L’Ora-Inchiostro contro piombo parte con un lungo piano sequenza che parte dalla redazione del giornale siciliano, sale sul terrazzo dell’edificio che la ospita, scende di qualche piano per mostrare l’esterno e poi torna sulla terrazza, poco prima di un’esplosione che ci riporta sulle scale, ora piene di fumo. Ecco, basta una scena come questa per capire da una parte l’ambizione della serie e, dall’altra, la difficoltà che incontrerà a conquistare il pubblico Mediaset.
Sì, ci risiamo, stiamo per scrivere ancora una volta che la fiction Mediaset fatica a trovare un proprio pubblico e che, in questi anni, sta cercando una strada che fatica a trovare e, soprattutto, a perseguire.
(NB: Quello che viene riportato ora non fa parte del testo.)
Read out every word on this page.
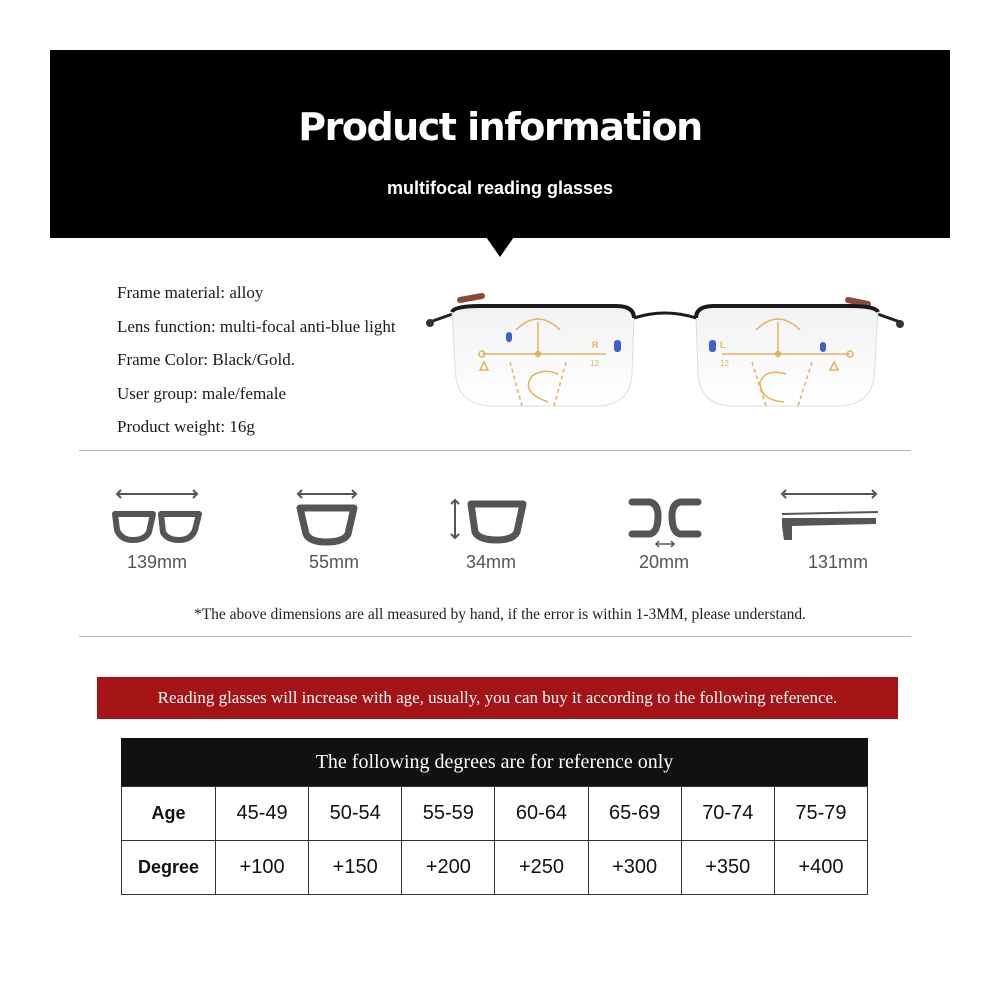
Product information
multifocal reading glasses
Frame material: alloy
Lens function: multi-focal anti-blue light
Frame Color: Black/Gold.
User group: male/female
Product weight: 16g
R
12
L
12
139mm	55mm	34mm	20mm	131mm
*The above dimensions are all measured by hand, if the error is within 1-3MM, please understand.
Reading glasses will increase with age, usually, you can buy it according to the following reference.
The following degrees are for reference only
Age	45-49	50-54	55-59	60-64	65-69	70-74	75-79
Degree	+100	+150	+200	+250	+300	+350	+400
Scusate il disco rotto, ma è così: e con L’Ora, ci troviamo di fronte ad un prodotto che per Canale 5 è… troppo.
A cominciare dal cast, con un Claudio Santamaria ben calato nei panni del protagonista ed alla guida di un cast di professionisti, ciascuno impegnato nel rendere al meglio la propria parte. A sorreggere attori ed attrici ci pensa la regia, a nostro dire il vero punto di forza di questa serie: uno sguardo che non racconta e basta, ma accompagna personaggi e luoghi, costruendo un mondo noir, realmente esistito ma al tempo stesso immaginato per rendere la storia de L’Ora quasi mitologica e leggendaria.
L’Ora-Inchiostro contro piombo sfugge al rischio di essere una fiction di impegno civile come le altre: il progetto offre una visione della lotta contro la mafia che tornando indietro nel tempo e trasformando il passato in un genere vero e proprio restituisce un messaggio inedito e già conosciuto, che incuriosisce ma richiede anche concentrazione.
Uno sforzo, quello a livello produttivo, che è richiesto anche al pubblico e che, complice anche una messa in onda estiva comprensibile (siamo fuori dal periodo di garanzia) ma che spiace, potrebbe non essere raccolto.